El escritor sigue viviendo en Grecia. Tiene noventa y cuatro años, conserva su insaciable curiosidad y un envidiable buen humor. Trabaja en el tercer y último volumen de su jornada a Constantinopla. Ciertas dificultades de visión ralentizan mucho su escritura, pero los lectores no perdemos la esperanza. Inshallah

Lo cierto es que la obra de Leigh Fermor es poco extensa, sobre todo si se tiene en cuenta su larga biografía. Él mismo se define como escritor lento y pesado –«l’escargot des Carpathes», cloquea con picardía, remedando al crítico francés que le puso el apodo–, tan detallista que las horas se le van en cambiar una palabra que a su vez lleva a una serie de cambios concatenados, etc. Todo ello será verdad, sin duda.
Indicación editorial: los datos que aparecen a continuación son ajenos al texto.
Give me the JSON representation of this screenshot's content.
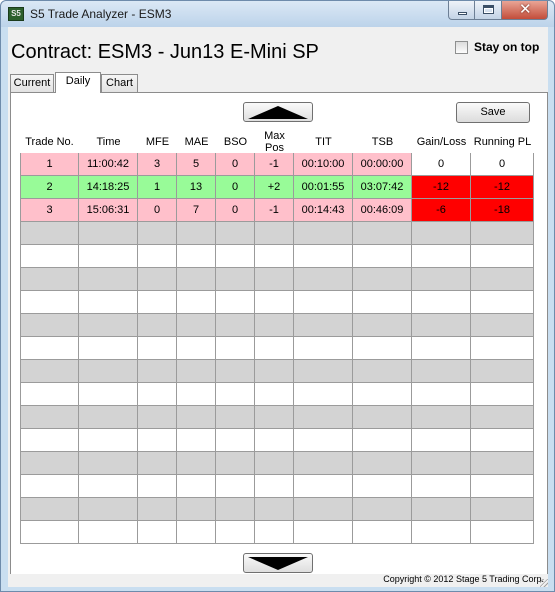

Pero después de haber compartido unas copas con él, a una le queda la agradable sospecha de que el autor prefirió destinar la mayor parte de su vida a –precisamente– vivir. Y aunque ello haya restado a sus lectores alguna otra posible obra maravillosa, nadie podría reprochárselo.
SirLeigh Fermor aceptó finalmente el título en 2004 después de haberlo rechazado –dice que por modestia– en 1991. Patrick Leigh Fermor nos ha hecho ya el inconmensurable regalo de un puñado de libros plenos de belleza, inteligencia, humanidad y humor. Y otro no menos importante, el de su mera existencia.
 

Long may it last

BIBLIOGRAFÍA EN ESPAÑOL

•  El tiempo de los regalos, a pie hacia Constantinopla, desde Holanda hasta el curso medio del Danubio, Barcelona, Península, 2001.
•  Entre los bosques y el agua, a pie desde Holanda hasta Constantinopla desde el curso medio del Danubio hasta las puertas de Hierro, Barcelona, Península, 2004.
•  Los violines de Saint-Jacques: una historia antillana, Barcelona, Tusquets, 2006.
•  El tiempo de los regalos: a pie hacia Constantinopla, Barcelona, RBA, 2008.
•  Time to Keep Silence (Un tiempo para callar). Se publicará en septiembre de 2010.
•  Acantilado tiene también previsto publicar Mani en otoño de 2010 y Roumeli en 2011.